这是我的买入和卖出(示例借自R计算总收益或使用先进先出法的损失 - 这是一个类似但不同的问题):
buy = data.frame(BuyTransactionID = c(1:10),
Ticker=c(rep('MSFT',4),rep('AMZN',3),rep('DOCU',3)),
Date=c(rep('01-01-2018',2),rep('01-14-2020',2),rep('01-01-2018',2),rep('01-14-2020',1),'01-01-2018','03-15-2020','04-06-2020'),
Price=c(100,102,102,107,2000,2010,2011,197,182,167),
Quantity=c(10,10,5,5,1,1,2,12,15,15))
sell = data.frame(SellTransactionID=c(1:7),
Ticker=c('MSFT','MSFT','AMZN','AMZN','DOCU','DOCU','DOCU'),
Date=c('01-07-2020','01-20-2020','01-01-2020','01-30-2020','01-15-2020','04-10-2020','04-20-2020'),
Price=c(97,110,2100,2050,210,205,225),
Quantity=c(15,12,1,3,10,5,3))
规则如下:
- 您首先出售最昂贵(最高价格)的股票。
- 您不能在购买股票之前出售股票
- 您不能多次出售相同的股票
示例问题:
第一次销售 (SellTransactionID = 1) 是 01-07 的 15 股 MSFT -2020年。因此,在此日期之前购买的任何商品都可以出售。根据日期,符合资格出售的股票是来自 BuyTransactionID 1 和 2 的股票。BuyTransactionID 2 是最高价格。因此,BuyTransactionID 2 的所有 10 股均已售出,其余 5 股来自 BuyTransactionID 1。
期望输出:
“售出日期”= 售出日期(不言自明) ;
'Ticker' = 已售出的股票代码;
“收益”= 销售总额;
“成本基础”= 已售股票的加权平均值。
示例解决方案:
这是 SellTransactionID 1 的解决方案。正确的解决方案会自动执行此操作并计算所有 SellTransactionID。

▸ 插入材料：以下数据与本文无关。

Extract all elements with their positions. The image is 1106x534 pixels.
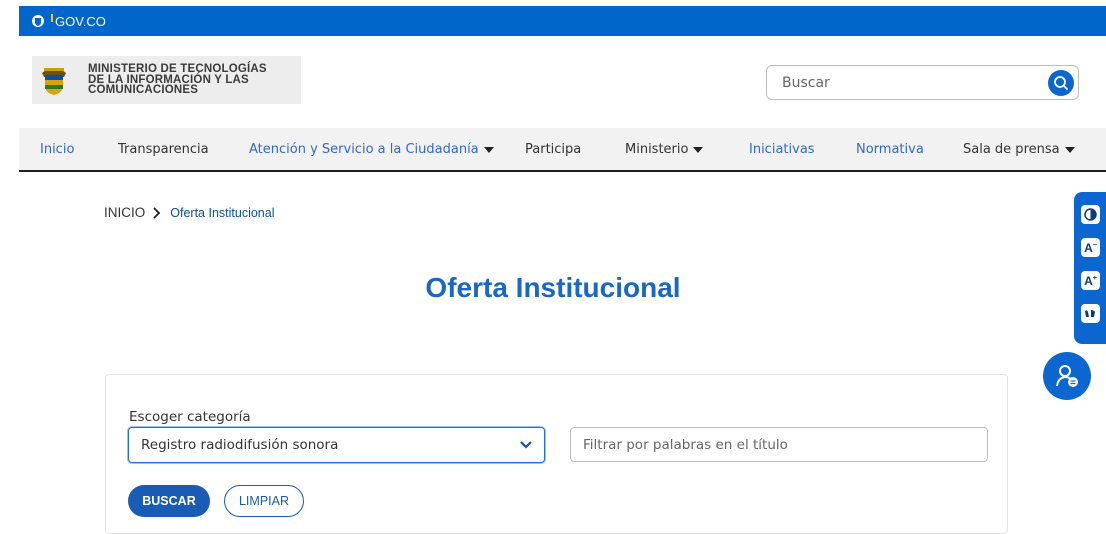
- nav-item-sala-de-prensa[interactable]: Sala de prensa: [963, 142, 1075, 157]
- govco-text: GOV.CO: [55, 13, 106, 29]
- keyword-filter: [570, 427, 988, 462]
- sign-language-icon: [1085, 310, 1095, 317]
- increase-font-icon: A+: [1084, 273, 1097, 288]
- nav-item-transparencia[interactable]: Transparencia: [118, 142, 209, 157]
- nav-item-ministerio-label: Ministerio: [625, 142, 689, 157]
- contrast-button[interactable]: [1081, 205, 1100, 224]
- site-header: MINISTERIO DE TECNOLOGÍAS DE LA INFORMAC…: [19, 36, 1106, 128]
- accessibility-assistant-button[interactable]: [1043, 352, 1091, 400]
- clear-filters-button[interactable]: LIMPIAR: [224, 485, 304, 517]
- breadcrumb-home[interactable]: INICIO: [104, 205, 145, 220]
- caret-down-icon: [1064, 146, 1075, 153]
- caret-down-icon: [693, 146, 704, 153]
- breadcrumb-current: Oferta Institucional: [170, 205, 275, 220]
- nav-item-inicio[interactable]: Inicio: [40, 142, 74, 157]
- nav-item-sala-label: Sala de prensa: [963, 142, 1060, 157]
- contrast-icon: [1084, 208, 1097, 221]
- decrease-font-button[interactable]: A−: [1081, 238, 1100, 257]
- nav-item-normativa[interactable]: Normativa: [856, 142, 924, 157]
- keyword-filter-input[interactable]: [571, 436, 971, 453]
- site-search: [766, 65, 1079, 100]
- filter-card: Escoger categoría Registro radiodifusión…: [105, 374, 1008, 534]
- ministry-name: MINISTERIO DE TECNOLOGÍAS DE LA INFORMAC…: [88, 64, 267, 96]
- govco-bar: GOV.CO: [19, 6, 1106, 36]
- govco-logo[interactable]: GOV.CO: [31, 14, 106, 29]
- breadcrumb: INICIO Oferta Institucional: [104, 205, 274, 220]
- main-nav: Inicio Transparencia Atención y Servicio…: [19, 128, 1106, 172]
- ministry-name-line-3: COMUNICACIONES: [88, 84, 199, 97]
- chevron-down-icon: [520, 441, 532, 449]
- mintic-logo[interactable]: MINISTERIO DE TECNOLOGÍAS DE LA INFORMAC…: [32, 56, 301, 104]
- accessibility-assistant-icon: [1056, 365, 1078, 387]
- page-title: Oferta Institucional: [425, 272, 681, 303]
- search-button[interactable]: [1048, 70, 1074, 96]
- category-selected-value: Registro radiodifusión sonora: [141, 437, 339, 453]
- chevron-right-icon: [153, 206, 161, 219]
- nav-item-ministerio[interactable]: Ministerio: [625, 142, 704, 157]
- search-icon: [1054, 76, 1068, 90]
- nav-item-iniciativas[interactable]: Iniciativas: [749, 142, 815, 157]
- coat-of-arms-icon: [32, 56, 76, 104]
- decrease-font-letter: A: [1084, 240, 1093, 255]
- accessibility-bar: A− A+: [1074, 192, 1106, 344]
- caret-down-icon: [483, 146, 494, 153]
- nav-item-participa[interactable]: Participa: [525, 142, 581, 157]
- nav-item-atencion-label: Atención y Servicio a la Ciudadanía: [249, 142, 479, 157]
- category-select[interactable]: Registro radiodifusión sonora: [128, 427, 545, 463]
- colombia-shield-icon: [32, 15, 44, 27]
- increase-font-button[interactable]: A+: [1081, 271, 1100, 290]
- nav-item-atencion[interactable]: Atención y Servicio a la Ciudadanía: [249, 142, 494, 157]
- decrease-font-icon: A−: [1084, 240, 1097, 255]
- govco-separator: [51, 14, 53, 22]
- search-submit-button[interactable]: BUSCAR: [128, 485, 210, 517]
- search-input[interactable]: [767, 74, 1037, 91]
- category-label: Escoger categoría: [129, 409, 251, 425]
- sign-language-button[interactable]: [1081, 304, 1100, 323]
- increase-font-letter: A: [1084, 273, 1093, 288]
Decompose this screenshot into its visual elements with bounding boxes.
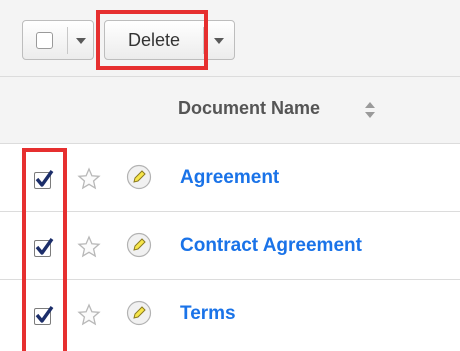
document-name-link[interactable]: Terms: [180, 303, 236, 325]
column-title-document-name[interactable]: Document Name: [178, 98, 320, 119]
edit-pencil-icon[interactable]: [126, 232, 152, 258]
button-divider: [203, 27, 204, 54]
select-all-checkbox[interactable]: [36, 32, 53, 49]
favorite-star-icon[interactable]: [77, 303, 101, 327]
actions-button-group[interactable]: Delete: [104, 20, 235, 60]
actions-caret-down-icon[interactable]: [214, 38, 224, 44]
list-header: Document Name: [0, 77, 460, 144]
favorite-star-icon[interactable]: [77, 167, 101, 191]
list-item: Contract Agreement: [0, 212, 460, 280]
favorite-star-icon[interactable]: [77, 235, 101, 259]
sort-icon[interactable]: [364, 101, 376, 119]
caret-down-icon[interactable]: [76, 38, 86, 44]
list-item: Terms: [0, 280, 460, 351]
document-name-link[interactable]: Contract Agreement: [180, 235, 362, 257]
button-divider: [67, 27, 68, 54]
edit-pencil-icon[interactable]: [126, 300, 152, 326]
checkmark-icon: [35, 306, 54, 323]
document-name-link[interactable]: Agreement: [180, 167, 279, 189]
row-checkbox[interactable]: [34, 170, 54, 189]
row-checkbox[interactable]: [34, 306, 54, 325]
checkmark-icon: [35, 170, 54, 187]
select-all-dropdown[interactable]: [22, 20, 94, 60]
list-item: Agreement: [0, 144, 460, 212]
delete-button[interactable]: Delete: [105, 21, 203, 59]
checkmark-icon: [35, 238, 54, 255]
edit-pencil-icon[interactable]: [126, 164, 152, 190]
row-checkbox[interactable]: [34, 238, 54, 257]
list-toolbar: Delete: [0, 0, 460, 77]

result <- data.frame(SellDate = '01-07-2020', Ticker = "MSFT", Proceeds = 1455, CostBasis = 101.33)
成本基础示例:
成本基础按加权平均值计算。对于前面的示例,成本基础的计算方式如下:(Quantity1 * Price1 + Quantity2 * Price2 + .....)/所有数量的总和
因此例如上面的示例:(10 * 102 + 5 * 100)/ 15
I am trying to use the Highest In, First Out accounting method on trades.
Highest In, First Out means that when you sell, you sell your most expensive shares first.
Here are my buys and sells (example borrowed from R calculate aggregate gains or loss using FIFO method - this is a similar, but different problem):
buy = data.frame(BuyTransactionID = c(1:10),
Ticker=c(rep('MSFT',4),rep('AMZN',3),rep('DOCU',3)),
Date=c(rep('01-01-2018',2),rep('01-14-2020',2),rep('01-01-2018',2),rep('01-14-2020',1),'01-01-2018','03-15-2020','04-06-2020'),
Price=c(100,102,102,107,2000,2010,2011,197,182,167),
Quantity=c(10,10,5,5,1,1,2,12,15,15))
sell = data.frame(SellTransactionID=c(1:7),
Ticker=c('MSFT','MSFT','AMZN','AMZN','DOCU','DOCU','DOCU'),
Date=c('01-07-2020','01-20-2020','01-01-2020','01-30-2020','01-15-2020','04-10-2020','04-20-2020'),
Price=c(97,110,2100,2050,210,205,225),
Quantity=c(15,12,1,3,10,5,3))
Here are the rules:
- You sell the most expensive (highest price) shares first.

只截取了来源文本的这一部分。